Nordstrom profit slips on ‘challenging’ holidays
SEATTLE » Nordstrom Inc. said yesterday its profit fell more than 8 percent in the fourth quarter as even its high-income core customers pared back on holiday shopping.
The Seattle-based luxury retailer beat Wall Street estimates but warned that it expects 2008 to be another challenging year as it strives to overcome lackluster sales of women's apparel amid weak consumer spending.
For the quarter ended Feb. 2, Nordstrom earned $212 million, or 92 cents per share, down from $232 million, or 89 cents a share, in the year-ago period. Analysts surveyed by Thomson Financial were expecting 88 cents a share, on average.
Quarterly sales slipped 4.4 percent to $2.51 billion, in line with Wall Street estimates and down from $2.63 billion last year.

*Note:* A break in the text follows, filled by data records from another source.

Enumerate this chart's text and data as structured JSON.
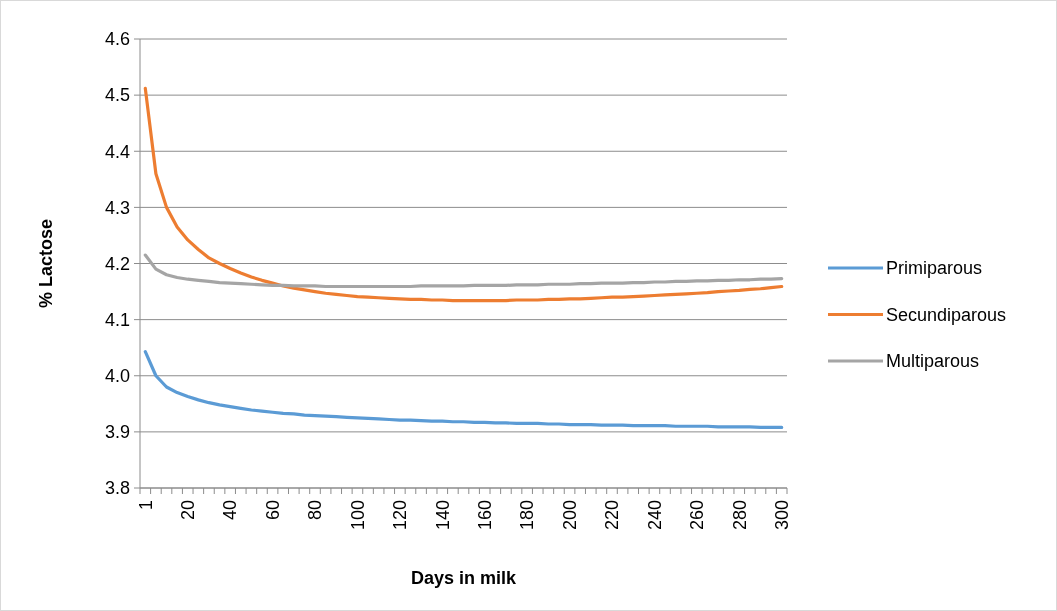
{
  "chart_data": {
    "type": "line",
    "xlabel": "Days in milk",
    "ylabel": "% Lactose",
    "categories": [
      "1",
      null,
      null,
      null,
      "20",
      null,
      null,
      null,
      "40",
      null,
      null,
      null,
      "60",
      null,
      null,
      null,
      "80",
      null,
      null,
      null,
      "100",
      null,
      null,
      null,
      "120",
      null,
      null,
      null,
      "140",
      null,
      null,
      null,
      "160",
      null,
      null,
      null,
      "180",
      null,
      null,
      null,
      "200",
      null,
      null,
      null,
      "220",
      null,
      null,
      null,
      "240",
      null,
      null,
      null,
      "260",
      null,
      null,
      null,
      "280",
      null,
      null,
      null,
      "300"
    ],
    "series": [
      {
        "name": "Primiparous",
        "color": "#5b9bd5",
        "values": [
          4.043,
          4.0,
          3.98,
          3.97,
          3.963,
          3.957,
          3.952,
          3.948,
          3.945,
          3.942,
          3.939,
          3.937,
          3.935,
          3.933,
          3.932,
          3.93,
          3.929,
          3.928,
          3.927,
          3.926,
          3.925,
          3.924,
          3.923,
          3.922,
          3.921,
          3.921,
          3.92,
          3.919,
          3.919,
          3.918,
          3.918,
          3.917,
          3.917,
          3.916,
          3.916,
          3.915,
          3.915,
          3.915,
          3.914,
          3.914,
          3.913,
          3.913,
          3.913,
          3.912,
          3.912,
          3.912,
          3.911,
          3.911,
          3.911,
          3.911,
          3.91,
          3.91,
          3.91,
          3.91,
          3.909,
          3.909,
          3.909,
          3.909,
          3.908,
          3.908,
          3.908
        ]
      },
      {
        "name": "Secundiparous",
        "color": "#ed7d31",
        "values": [
          4.512,
          4.36,
          4.3,
          4.265,
          4.242,
          4.225,
          4.21,
          4.2,
          4.191,
          4.183,
          4.176,
          4.17,
          4.165,
          4.16,
          4.156,
          4.153,
          4.15,
          4.147,
          4.145,
          4.143,
          4.141,
          4.14,
          4.139,
          4.138,
          4.137,
          4.136,
          4.136,
          4.135,
          4.135,
          4.134,
          4.134,
          4.134,
          4.134,
          4.134,
          4.134,
          4.135,
          4.135,
          4.135,
          4.136,
          4.136,
          4.137,
          4.137,
          4.138,
          4.139,
          4.14,
          4.14,
          4.141,
          4.142,
          4.143,
          4.144,
          4.145,
          4.146,
          4.147,
          4.148,
          4.15,
          4.151,
          4.152,
          4.154,
          4.155,
          4.157,
          4.159
        ]
      },
      {
        "name": "Multiparous",
        "color": "#a5a5a5",
        "values": [
          4.215,
          4.19,
          4.18,
          4.175,
          4.172,
          4.17,
          4.168,
          4.166,
          4.165,
          4.164,
          4.163,
          4.162,
          4.161,
          4.161,
          4.16,
          4.16,
          4.16,
          4.159,
          4.159,
          4.159,
          4.159,
          4.159,
          4.159,
          4.159,
          4.159,
          4.159,
          4.16,
          4.16,
          4.16,
          4.16,
          4.16,
          4.161,
          4.161,
          4.161,
          4.161,
          4.162,
          4.162,
          4.162,
          4.163,
          4.163,
          4.163,
          4.164,
          4.164,
          4.165,
          4.165,
          4.165,
          4.166,
          4.166,
          4.167,
          4.167,
          4.168,
          4.168,
          4.169,
          4.169,
          4.17,
          4.17,
          4.171,
          4.171,
          4.172,
          4.172,
          4.173
        ]
      }
    ],
    "ylim": [
      3.8,
      4.6
    ],
    "yticks": [
      {
        "value": 3.8,
        "label": "3.8"
      },
      {
        "value": 3.9,
        "label": "3.9"
      },
      {
        "value": 4.0,
        "label": "4.0"
      },
      {
        "value": 4.1,
        "label": "4.1"
      },
      {
        "value": 4.2,
        "label": "4.2"
      },
      {
        "value": 4.3,
        "label": "4.3"
      },
      {
        "value": 4.4,
        "label": "4.4"
      },
      {
        "value": 4.5,
        "label": "4.5"
      },
      {
        "value": 4.6,
        "label": "4.6"
      }
    ],
    "grid": "y",
    "legend": "right",
    "marker": "none",
    "line_style": "solid"
  }
}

Excluding one extra week in the fourth quarter of 2006, Nordstrom said sales were essentially flat.
Sales at stores open at least a year, a key measure of a retailer's health, declined 0.7 percent.

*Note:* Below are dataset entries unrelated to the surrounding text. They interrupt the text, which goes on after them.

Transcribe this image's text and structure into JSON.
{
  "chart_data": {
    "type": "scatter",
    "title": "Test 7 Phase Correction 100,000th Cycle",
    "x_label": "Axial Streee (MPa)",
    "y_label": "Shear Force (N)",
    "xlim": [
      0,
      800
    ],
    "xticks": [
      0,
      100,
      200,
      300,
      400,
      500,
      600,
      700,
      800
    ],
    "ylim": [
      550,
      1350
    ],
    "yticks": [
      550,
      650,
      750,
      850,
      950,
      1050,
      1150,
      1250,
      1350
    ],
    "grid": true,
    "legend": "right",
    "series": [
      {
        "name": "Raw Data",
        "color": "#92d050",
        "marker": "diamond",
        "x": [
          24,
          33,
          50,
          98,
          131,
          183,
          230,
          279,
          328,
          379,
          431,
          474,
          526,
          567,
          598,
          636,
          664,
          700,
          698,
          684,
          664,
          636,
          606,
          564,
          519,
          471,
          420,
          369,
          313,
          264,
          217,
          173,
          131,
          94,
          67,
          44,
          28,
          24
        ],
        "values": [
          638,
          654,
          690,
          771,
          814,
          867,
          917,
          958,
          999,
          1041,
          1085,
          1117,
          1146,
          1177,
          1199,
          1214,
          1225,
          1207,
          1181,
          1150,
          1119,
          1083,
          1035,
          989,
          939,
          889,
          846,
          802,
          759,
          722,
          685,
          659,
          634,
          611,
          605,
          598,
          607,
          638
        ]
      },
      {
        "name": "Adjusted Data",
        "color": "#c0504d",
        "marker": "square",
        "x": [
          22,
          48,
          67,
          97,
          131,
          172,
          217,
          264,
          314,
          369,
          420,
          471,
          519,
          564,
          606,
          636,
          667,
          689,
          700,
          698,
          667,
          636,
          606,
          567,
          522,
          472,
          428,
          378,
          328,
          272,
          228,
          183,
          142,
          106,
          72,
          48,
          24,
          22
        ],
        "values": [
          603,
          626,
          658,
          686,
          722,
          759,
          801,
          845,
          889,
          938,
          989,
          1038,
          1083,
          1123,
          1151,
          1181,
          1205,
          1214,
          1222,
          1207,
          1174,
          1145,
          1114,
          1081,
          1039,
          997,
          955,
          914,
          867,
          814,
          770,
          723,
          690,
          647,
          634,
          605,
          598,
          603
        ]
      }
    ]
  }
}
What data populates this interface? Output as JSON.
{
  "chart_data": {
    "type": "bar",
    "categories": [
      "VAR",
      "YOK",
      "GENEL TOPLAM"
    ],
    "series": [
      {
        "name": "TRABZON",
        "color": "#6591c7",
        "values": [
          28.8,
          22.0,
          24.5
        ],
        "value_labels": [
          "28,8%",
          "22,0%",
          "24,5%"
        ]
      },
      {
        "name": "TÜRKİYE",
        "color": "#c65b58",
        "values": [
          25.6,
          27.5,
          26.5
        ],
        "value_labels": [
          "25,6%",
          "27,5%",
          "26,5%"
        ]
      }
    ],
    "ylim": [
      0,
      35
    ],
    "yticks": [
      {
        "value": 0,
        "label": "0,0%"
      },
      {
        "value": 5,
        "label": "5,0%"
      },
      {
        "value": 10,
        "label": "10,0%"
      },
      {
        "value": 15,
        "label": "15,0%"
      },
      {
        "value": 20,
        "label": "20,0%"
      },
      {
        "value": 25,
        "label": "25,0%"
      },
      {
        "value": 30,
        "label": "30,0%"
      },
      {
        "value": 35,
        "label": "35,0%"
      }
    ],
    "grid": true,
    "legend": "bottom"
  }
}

Nordstrom said it expects first-quarter earnings of 49 cents to 54 cents per share, below the 59 cents analysts had been expecting. The company said it expects same-store sales in 2008 to range from flat to a 2 percent decrease, and full-year earnings to range from $2.75 to $2.90 per share, compared with the $2.98 Wall Street was expecting.

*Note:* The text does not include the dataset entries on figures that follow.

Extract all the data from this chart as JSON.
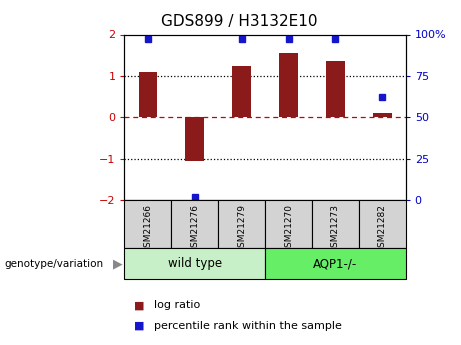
{
  "title": "GDS899 / H3132E10",
  "samples": [
    "GSM21266",
    "GSM21276",
    "GSM21279",
    "GSM21270",
    "GSM21273",
    "GSM21282"
  ],
  "log_ratio": [
    1.1,
    -1.05,
    1.25,
    1.55,
    1.35,
    0.1
  ],
  "percentile_rank": [
    97,
    2,
    97,
    97,
    97,
    62
  ],
  "bar_color": "#8B1A1A",
  "dot_color": "#1515cc",
  "ylim": [
    -2,
    2
  ],
  "y2lim": [
    0,
    100
  ],
  "yticks": [
    -2,
    -1,
    0,
    1,
    2
  ],
  "y2ticks": [
    0,
    25,
    50,
    75,
    100
  ],
  "y2ticklabels": [
    "0",
    "25",
    "50",
    "75",
    "100%"
  ],
  "ax_left_color": "#cc0000",
  "ax_right_color": "#0000cc",
  "sample_box_color": "#d3d3d3",
  "group_colors": [
    "#c8f0c8",
    "#66ee66"
  ],
  "groups": [
    {
      "label": "wild type",
      "start": 0,
      "end": 3
    },
    {
      "label": "AQP1-/-",
      "start": 3,
      "end": 6
    }
  ],
  "genotype_label": "genotype/variation",
  "legend_red_label": "log ratio",
  "legend_blue_label": "percentile rank within the sample",
  "bar_width": 0.4,
  "title_fontsize": 11,
  "tick_fontsize": 8,
  "sample_fontsize": 6.5,
  "group_fontsize": 8.5,
  "legend_fontsize": 8
}
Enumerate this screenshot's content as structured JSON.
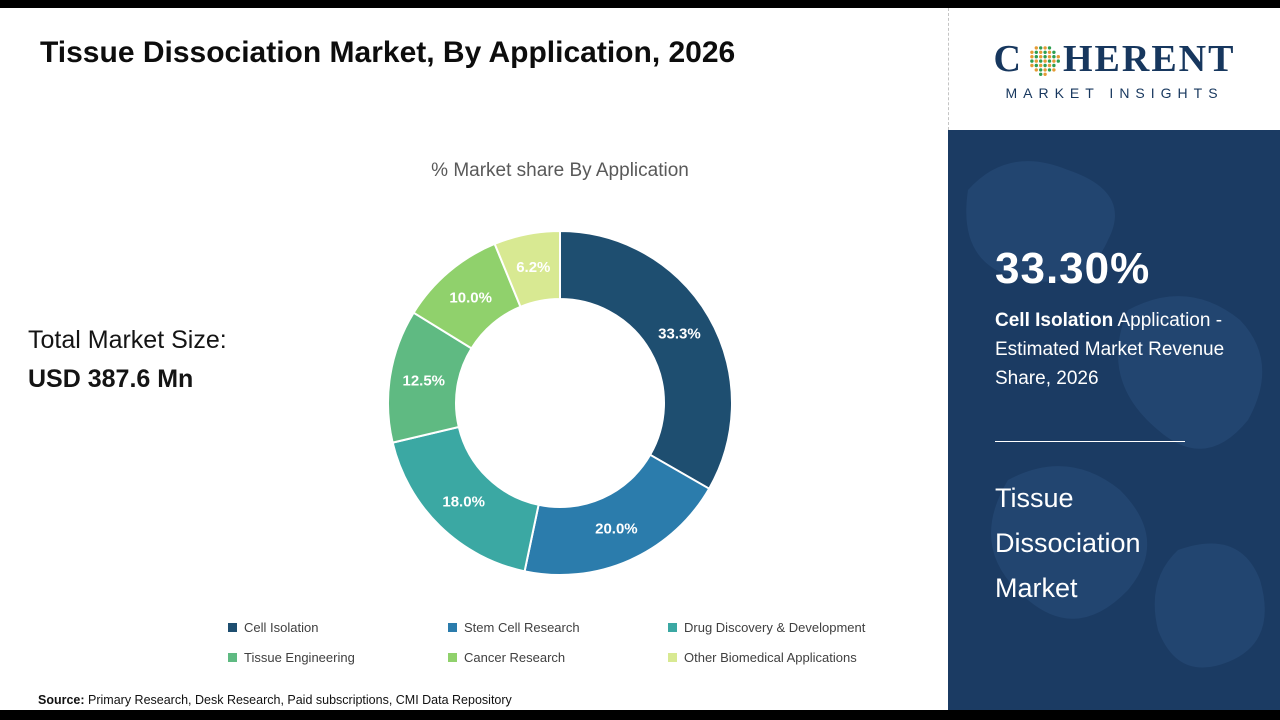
{
  "header": {
    "title": "Tissue Dissociation Market, By Application, 2026"
  },
  "logo": {
    "word_start": "C",
    "word_end": "HERENT",
    "tagline": "MARKET INSIGHTS"
  },
  "left_panel": {
    "total_label": "Total Market Size:",
    "total_value": "USD 387.6 Mn"
  },
  "chart_data": {
    "type": "pie",
    "donut": true,
    "title": "% Market share By Application",
    "categories": [
      "Cell Isolation",
      "Stem Cell Research",
      "Drug Discovery & Development",
      "Tissue Engineering",
      "Cancer Research",
      "Other Biomedical Applications"
    ],
    "values": [
      33.3,
      20.0,
      18.0,
      12.5,
      10.0,
      6.2
    ],
    "labels": [
      "33.3%",
      "20.0%",
      "18.0%",
      "12.5%",
      "10.0%",
      "6.2%"
    ],
    "colors": [
      "#1E4E70",
      "#2B7CAC",
      "#3BA8A3",
      "#5FBA82",
      "#90D16C",
      "#D8E992"
    ],
    "start_angle_deg": 0,
    "direction": "clockwise",
    "inner_radius_ratio": 0.6,
    "legend_position": "bottom"
  },
  "sidebar": {
    "stat_value": "33.30%",
    "stat_desc_bold": "Cell Isolation",
    "stat_desc_rest": " Application - Estimated Market Revenue Share, 2026",
    "market_name_lines": [
      "Tissue",
      "Dissociation",
      "Market"
    ]
  },
  "footer": {
    "source_label": "Source:",
    "source_text": " Primary Research, Desk Research, Paid subscriptions, CMI Data Repository"
  },
  "theme": {
    "sidebar_bg": "#1B3B63",
    "logo_navy": "#17375E",
    "top_bottom_bar": "#000000"
  }
}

Nordstrom plans to open eight new full-line department stores in 2008, including its first in Hawaii next month, and said it has been picky about locating them in regions where it expects solid growth.
"Although the near-term market may be slower and uncertain, we continue to see high-return investment opportunities and are confident about our core customers' long-term prospects, and the growth potential of our business with them," Mike Koppel, Nordstrom's chief financial officer, said in a conference call with financial analysts.
Designer products across all categories, accessories and women's shoes posted better-than-average sales in the latest quarter, Nordstrom said.
The company is sharpening its focus on offering "a constant flow of new merchandise," particularly in women's apparel, which has fallen short of expectations, Koppel said.